Estimate: | £200 - £300 |
Hammer price: | £100 |
The History of Little Fanny, Exemplified in a Series of Figures. London: Printed by D. N. Shury, Berwick Street, Soho, for S. and J. Fuller, 1810. Small square 8vo (128 x 105mm). Booklet of 16-pages in the original grey-green printed wrappers, stitched (lacking printed slipcase, small piece of corner torn away, light stain on upper wrapper, lacks silk tie). With 7 cut-out hand-coloured aquatint costumed figures, with a transferable head fitting into a tab in each figure, and 3 hats ([?]only).

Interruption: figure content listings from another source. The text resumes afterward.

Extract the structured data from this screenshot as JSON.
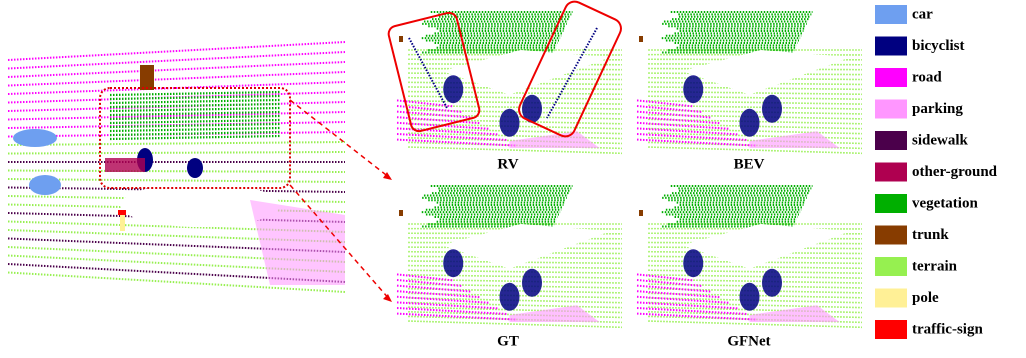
{
  "panels": [
    {
      "caption": "RV"
    },
    {
      "caption": "BEV"
    },
    {
      "caption": "GT"
    },
    {
      "caption": "GFNet"
    }
  ],
  "legend": [
    {
      "label": "car",
      "color": "#6e9ff0"
    },
    {
      "label": "bicyclist",
      "color": "#000080"
    },
    {
      "label": "road",
      "color": "#ff00ff"
    },
    {
      "label": "parking",
      "color": "#ff96ff"
    },
    {
      "label": "sidewalk",
      "color": "#4b004b"
    },
    {
      "label": "other-ground",
      "color": "#af0050"
    },
    {
      "label": "vegetation",
      "color": "#00af00"
    },
    {
      "label": "trunk",
      "color": "#873c00"
    },
    {
      "label": "terrain",
      "color": "#96f050"
    },
    {
      "label": "pole",
      "color": "#fff096"
    },
    {
      "label": "traffic-sign",
      "color": "#ff0000"
    }
  ]
}
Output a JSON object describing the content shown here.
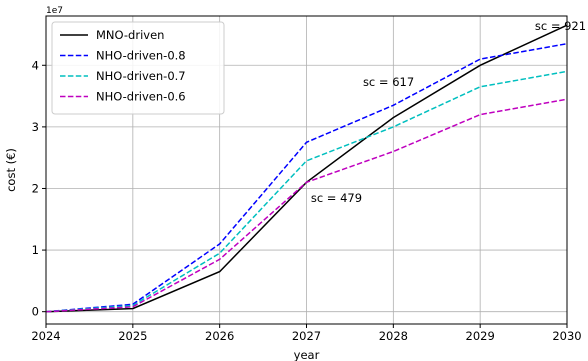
{
  "chart_data": {
    "type": "line",
    "title": "",
    "xlabel": "year",
    "ylabel": "cost (€)",
    "y_offset_text": "1e7",
    "x": [
      2024,
      2025,
      2026,
      2027,
      2028,
      2029,
      2030
    ],
    "xlim": [
      2024,
      2030
    ],
    "ylim": [
      -2000000,
      48000000
    ],
    "x_ticks": [
      "2024",
      "2025",
      "2026",
      "2027",
      "2028",
      "2029",
      "2030"
    ],
    "y_ticks": [
      {
        "value": 0,
        "label": "0"
      },
      {
        "value": 10000000,
        "label": "1"
      },
      {
        "value": 20000000,
        "label": "2"
      },
      {
        "value": 30000000,
        "label": "3"
      },
      {
        "value": 40000000,
        "label": "4"
      }
    ],
    "grid": true,
    "legend_position": "top-left",
    "series": [
      {
        "name": "MNO-driven",
        "color": "#000000",
        "dash": "solid",
        "values": [
          0,
          500000,
          6500000,
          21000000,
          31500000,
          40000000,
          46500000
        ]
      },
      {
        "name": "NHO-driven-0.8",
        "color": "#0000ff",
        "dash": "dashed",
        "values": [
          0,
          1200000,
          11000000,
          27500000,
          33500000,
          41000000,
          43500000
        ]
      },
      {
        "name": "NHO-driven-0.7",
        "color": "#00bfbf",
        "dash": "dashed",
        "values": [
          0,
          1000000,
          9500000,
          24500000,
          30000000,
          36500000,
          39000000
        ]
      },
      {
        "name": "NHO-driven-0.6",
        "color": "#bf00bf",
        "dash": "dashed",
        "values": [
          0,
          800000,
          8500000,
          21000000,
          26000000,
          32000000,
          34500000
        ]
      }
    ],
    "annotations": [
      {
        "text": "sc = 479",
        "x": 2027.05,
        "y": 17800000
      },
      {
        "text": "sc = 617",
        "x": 2027.65,
        "y": 36600000
      },
      {
        "text": "sc = 921",
        "x": 2029.63,
        "y": 45700000
      }
    ]
  }
}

Provenance: old illegible signature on upper wrapper. FIRST EDITION of the earliest published paper doll set. Each figure and costume corresponds to a section of the story in the accompanying booklet whose tale charts Little Fanny’s progress, in a familiar didactic trajectory, from youthful innocence, through haughtiness, to destitution as ‘a dirty beggar girl’, to a return to propriety and a happy absolution in her mother’s arms once again. The text is sometimes attributed to Amelia Troward Girdlestone (1791-1854). Osborne II, p. 1052 (their copy lacking 2 hats); not in Percy Muir's English Children's Books 1600-1900 (New York, 1954).